When butter is used as a cooking medium, such as for sautéeing vegetables, it complements and enhances the flavors to the food that is being cooked in it. It also adds complexity to the flavor of sauces.

The "Smoke Point" of Butter

While its flavor is highly prized in cooking, there are drawbacks to cooking with butter. For one, it has the lowest low smoke point of any form of fat. The smoke point is the temperature at which a fat starts to smoke when heated. Butter starts to smoke at around 350°F.

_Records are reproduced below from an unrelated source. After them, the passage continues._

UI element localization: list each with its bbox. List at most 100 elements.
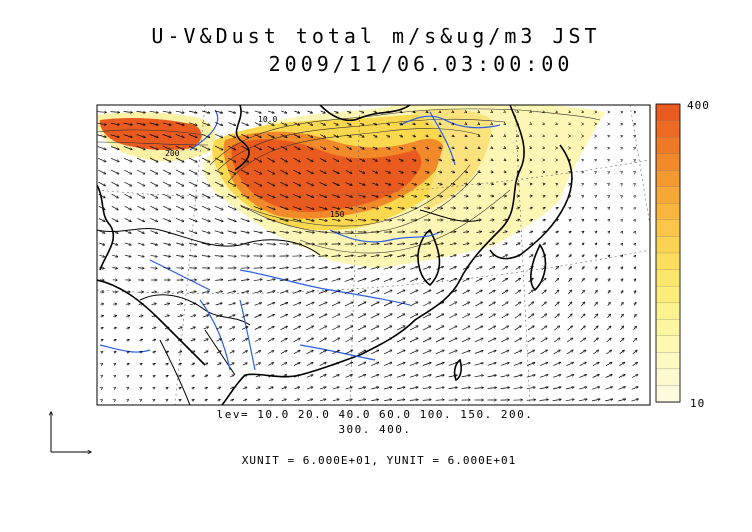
wind-arrow [150,181,158,186]
wind-arrow [568,278,571,282]
wind-arrow [423,290,431,295]
wind-arrow [435,363,444,366]
wind-arrow [178,351,181,353]
wind-arrow [123,157,132,162]
wind-arrow [188,122,197,126]
wind-arrow [423,255,430,258]
wind-arrow [113,328,117,329]
wind-arrow [383,278,392,282]
wind-arrow [319,338,327,343]
wind-arrow [294,399,300,401]
wind-arrow [175,110,184,113]
wind-arrow [293,314,300,319]
wind-arrow [188,169,197,174]
wind-arrow [124,242,131,245]
wind-arrow [217,399,221,400]
wind-arrow [268,399,273,400]
wind-arrow [635,184,636,185]
wind-arrow [396,338,405,343]
wind-arrow [98,230,105,234]
wind-arrow [622,184,623,185]
wind-arrow [437,171,442,172]
wind-arrow [423,243,431,244]
wind-arrow [98,169,105,174]
wind-arrow [215,303,223,306]
wind-arrow [516,220,520,221]
wind-arrow [371,194,379,197]
wind-arrow [474,388,484,389]
wind-arrow [293,145,300,149]
wind-arrow [595,255,597,257]
wind-arrow [605,362,612,367]
wind-arrow [292,302,301,306]
wind-arrow [153,388,155,389]
wind-arrow [620,326,623,331]
wind-arrow [632,338,637,343]
wind-arrow [384,207,392,208]
wind-arrow [438,147,442,148]
wind-arrow [150,255,158,256]
contour-lines [97,108,601,254]
wind-arrow [201,134,210,137]
wind-arrow [175,145,184,150]
wind-arrow [635,231,636,232]
wind-arrow [306,387,313,390]
wind-arrow [621,291,623,294]
wind-arrow [267,110,274,113]
wind-arrow [229,339,234,342]
wind-arrow [491,160,493,161]
wind-arrow [501,338,508,343]
wind-arrow [164,303,169,304]
wind-arrow [539,375,548,378]
wind-arrow [203,339,209,342]
wind-arrow [410,255,418,258]
wind-arrow [527,350,534,355]
wind-arrow [216,363,221,366]
wind-arrow [123,134,133,138]
wind-arrow [582,196,583,197]
wind-arrow [370,244,379,245]
wind-arrow [215,133,223,137]
wind-arrow [203,351,208,354]
wind-arrow [254,134,262,137]
dust-shading [97,105,605,268]
wind-arrow [370,290,379,295]
wind-arrow [137,255,144,256]
wind-arrow [254,303,261,306]
wind-arrow [268,363,273,366]
wind-arrow [370,255,379,258]
wind-arrow [476,232,481,233]
wind-arrow [502,278,507,282]
wind-arrow [333,111,338,113]
wind-arrow [203,315,209,318]
wind-arrow [281,399,287,401]
wind-arrow [370,279,379,282]
wind-arrow [582,243,584,245]
wind-arrow [319,350,327,355]
wind-arrow [228,315,235,318]
wind-arrow [422,387,431,390]
wind-arrow [515,290,520,295]
wind-arrow [292,279,302,282]
wind-arrow [318,291,327,294]
wind-arrow [139,339,143,340]
wind-arrow [306,326,313,331]
wind-arrow [371,375,379,378]
wind-arrow [344,255,354,256]
wind-arrow [621,255,622,257]
wind-arrow [191,363,194,365]
wind-arrow [476,243,482,245]
wind-arrow [189,292,196,293]
wind-arrow [555,255,559,258]
wind-arrow [580,338,585,343]
wind-arrow [397,208,404,209]
wind-arrow [331,290,340,294]
wind-arrow [292,291,301,294]
wind-arrow [513,375,523,378]
wind-arrow [127,376,129,377]
wind-arrow [190,339,195,341]
wind-arrow [320,399,326,401]
wind-arrow [425,147,428,149]
wind-arrow [555,267,558,270]
wind-arrow [99,255,104,257]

Sautéeing is a form of cooking that uses very high temperatures (400°F or hotter), so it's common to use a combination of butter and some other oil, like canola or safflower.

What is Clarified Butter?

Another way to cook with butter at higher temperatures is to use clarified butter. Clarified butter is the pure, golden butterfat from which the milk solids and water have been removed. Because it's the milk solids that burn the fastest, pure butterfat can be heated much higher (around 450°F) before it starts to smoke.



Clarified butter is also preferred for making a roux, which is one of the most common ways of thickening a sauce. Clarified butter is better for this because the water in ordinary butter can cause an emulsified sauce like Hollandaise to separate.

Baking with Butter

When preparing pastry and pie crusts, butter can make the dough slightly more difficult to work with because it's harder than shortening. On the other hand, shortening doesn't have any flavor. And as I mentioned above, shortening can leave a greasy feeling in your mouth. As a compromise, some bakers use a combination of butter and shortening.

Remember also that shortening is pure fat, whereas butter is only about 80 percent fat. So if you substitute one for the other, keep in mind that shortening has 20 percent more fat by weight, while butter brings additional water to the mixture, which could affect how the recipe turns out.

There's also a product called European butter, which can goo as high as 82–86 percent fat. In addition to being more flavorful, European butter is also better for making flaky pie dough or puff pastry.